Mit dem Tourismus­system «Swissline» wäre die Schweiz global Vorreiter gewesen
(Quelle: Computerworld)
Prospekte, Reisebürokataloge und Zeitungsinserate waren 1991 die meistgenutzten Werbeträger für den Tourismus in der Schweiz. Von den rund 4000 Hotels war gerade mal ein Prozent an elektronische Reservations- und Buchungssysteme angeschlossen. Nur Fünf-Sterne-Häuser konnten sich die teure Datenleitung leisten, sodass die Online-Reservation wohlhabenden Gästen vorbehalten war. Alle anderen Unterkünfte mussten postalisch oder per Telefon gebucht werden.
Die Situation für Touristen in der Schweiz war allerdings nicht schlechter als an anderen Destinationen. Global waren «nur» ca. 20'000 Hotels über elektronische Buchungssysteme erreichbar. Zum Vergleich: Die Plattform Booking.com listet heute über 2,8 Millionen Unterkünfte, von denen es die Mehrzahl auch vor 30 Jahren schon gegeben haben dürfte. Allerdings war das Web 1991 gerade erst erfunden und die Vorläufer-Webseite Booking.nl sollte erst fünf Jahre später in Amsterdam registriert werden.

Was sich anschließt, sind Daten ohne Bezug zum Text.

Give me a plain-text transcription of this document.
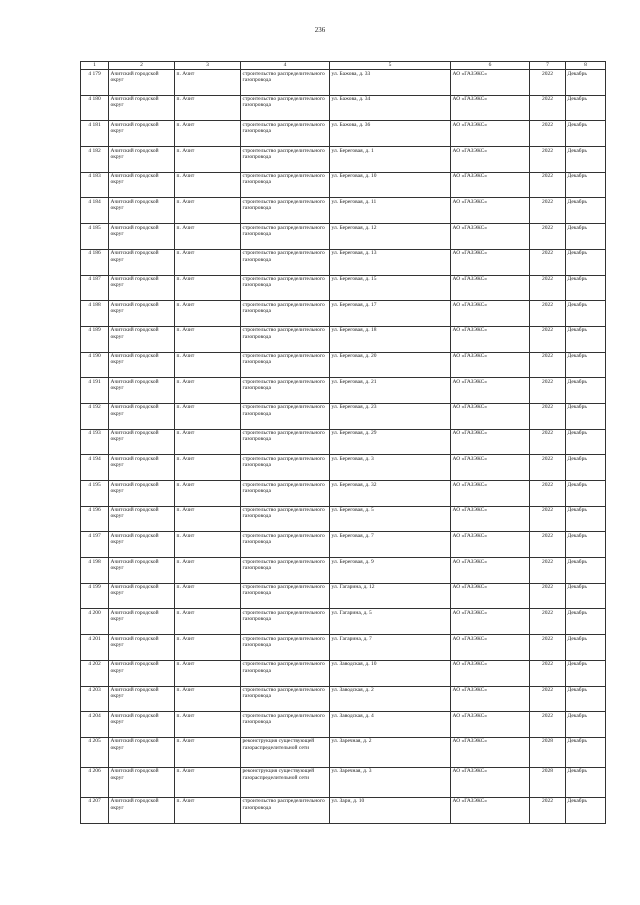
236
1	2	3	4	5	6	7	8
4 179	Ачитский городской округ	п. Ачит	строительство распределительного газопровода	ул. Бажова, д. 33	АО «ГАЗЭКС»	2022	Декабрь
4 180	Ачитский городской округ	п. Ачит	строительство распределительного газопровода	ул. Бажова, д. 34	АО «ГАЗЭКС»	2022	Декабрь
4 181	Ачитский городской округ	п. Ачит	строительство распределительного газопровода	ул. Бажова, д. 36	АО «ГАЗЭКС»	2022	Декабрь
4 182	Ачитский городской округ	п. Ачит	строительство распределительного газопровода	ул. Береговая, д. 1	АО «ГАЗЭКС»	2022	Декабрь
4 183	Ачитский городской округ	п. Ачит	строительство распределительного газопровода	ул. Береговая, д. 10	АО «ГАЗЭКС»	2022	Декабрь
4 184	Ачитский городской округ	п. Ачит	строительство распределительного газопровода	ул. Береговая, д. 11	АО «ГАЗЭКС»	2022	Декабрь
4 185	Ачитский городской округ	п. Ачит	строительство распределительного газопровода	ул. Береговая, д. 12	АО «ГАЗЭКС»	2022	Декабрь
4 186	Ачитский городской округ	п. Ачит	строительство распределительного газопровода	ул. Береговая, д. 13	АО «ГАЗЭКС»	2022	Декабрь
4 187	Ачитский городской округ	п. Ачит	строительство распределительного газопровода	ул. Береговая, д. 15	АО «ГАЗЭКС»	2022	Декабрь
4 188	Ачитский городской округ	п. Ачит	строительство распределительного газопровода	ул. Береговая, д. 17	АО «ГАЗЭКС»	2022	Декабрь
4 189	Ачитский городской округ	п. Ачит	строительство распределительного газопровода	ул. Береговая, д. 18	АО «ГАЗЭКС»	2022	Декабрь
4 190	Ачитский городской округ	п. Ачит	строительство распределительного газопровода	ул. Береговая, д. 20	АО «ГАЗЭКС»	2022	Декабрь
4 191	Ачитский городской округ	п. Ачит	строительство распределительного газопровода	ул. Береговая, д. 21	АО «ГАЗЭКС»	2022	Декабрь
4 192	Ачитский городской округ	п. Ачит	строительство распределительного газопровода	ул. Береговая, д. 23	АО «ГАЗЭКС»	2022	Декабрь
4 193	Ачитский городской округ	п. Ачит	строительство распределительного газопровода	ул. Береговая, д. 29	АО «ГАЗЭКС»	2022	Декабрь
4 194	Ачитский городской округ	п. Ачит	строительство распределительного газопровода	ул. Береговая, д. 3	АО «ГАЗЭКС»	2022	Декабрь
4 195	Ачитский городской округ	п. Ачит	строительство распределительного газопровода	ул. Береговая, д. 32	АО «ГАЗЭКС»	2022	Декабрь
4 196	Ачитский городской округ	п. Ачит	строительство распределительного газопровода	ул. Береговая, д. 5	АО «ГАЗЭКС»	2022	Декабрь
4 197	Ачитский городской округ	п. Ачит	строительство распределительного газопровода	ул. Береговая, д. 7	АО «ГАЗЭКС»	2022	Декабрь
4 198	Ачитский городской округ	п. Ачит	строительство распределительного газопровода	ул. Береговая, д. 9	АО «ГАЗЭКС»	2022	Декабрь
4 199	Ачитский городской округ	п. Ачит	строительство распределительного газопровода	ул. Гагарина, д. 12	АО «ГАЗЭКС»	2022	Декабрь
4 200	Ачитский городской округ	п. Ачит	строительство распределительного газопровода	ул. Гагарина, д. 5	АО «ГАЗЭКС»	2022	Декабрь
4 201	Ачитский городской округ	п. Ачит	строительство распределительного газопровода	ул. Гагарина, д. 7	АО «ГАЗЭКС»	2022	Декабрь
4 202	Ачитский городской округ	п. Ачит	строительство распределительного газопровода	ул. Заводская, д. 10	АО «ГАЗЭКС»	2022	Декабрь
4 203	Ачитский городской округ	п. Ачит	строительство распределительного газопровода	ул. Заводская, д. 2	АО «ГАЗЭКС»	2022	Декабрь
4 204	Ачитский городской округ	п. Ачит	строительство распределительного газопровода	ул. Заводская, д. 4	АО «ГАЗЭКС»	2022	Декабрь
4 205	Ачитский городской округ	п. Ачит	реконструкция существующей газораспределительной сети	ул. Заречная, д. 2	АО «ГАЗЭКС»	2028	Декабрь
4 206	Ачитский городской округ	п. Ачит	реконструкция существующей газораспределительной сети	ул. Заречная, д. 3	АО «ГАЗЭКС»	2028	Декабрь
4 207	Ачитский городской округ	п. Ачит	строительство распределительного газопровода	ул. Зари, д. 10	АО «ГАЗЭКС»	2022	Декабрь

Zürcher Hot-Tel für kleine Hotels

Über Gateway-Rechner wollte 1991 die Zürcher Firma Hot-Tel auch kleinen und mittelgrossen Hotels den Zugang zu globalen Reservationssystemen ermöglichen. Dafür konnten Schweizer Hoteliers einen Eintrag in einer Datenbank kaufen. Wenn die Reservationszentrale in Zürich von einem Terminal irgendwo auf der Welt eine Buchung erhielt, wurde diese zwar von der Software automatisch ver­arbeitet, allerdings letztendlich doch traditionell über Telex oder Telefax an das Hotel weitergeleitet.
Neben dem finanziellen Aufwand von jährlich 2000 Franken wurde den Hoteliers auch die Datenpflege aufgebürdet. Ohne den vollständig ausgefüllten Fragebogen mit 800 Fakten blieb ihnen der elektronische Buchungskomfort verwehrt. Auf die in einer verteilten Oracle-Datenbank der Hot-Tel gespeicherten Daten erhielten weltweit Tausende von Verkaufsstellen Zugriff. Hot-Tel-Präsident Daniel Cserepy erhoffte, innerhalb eines Jahres «50 der fast 4000 Schweizer Hotels» als Kunden gewinnen zu können. Das Geschäftsmodell sollte nicht lange Bestand haben. Die Firma Hot-Tel wurde schon 1993 wieder aus dem Handelsregister gelöscht. Die Konkurrenz war geweckt.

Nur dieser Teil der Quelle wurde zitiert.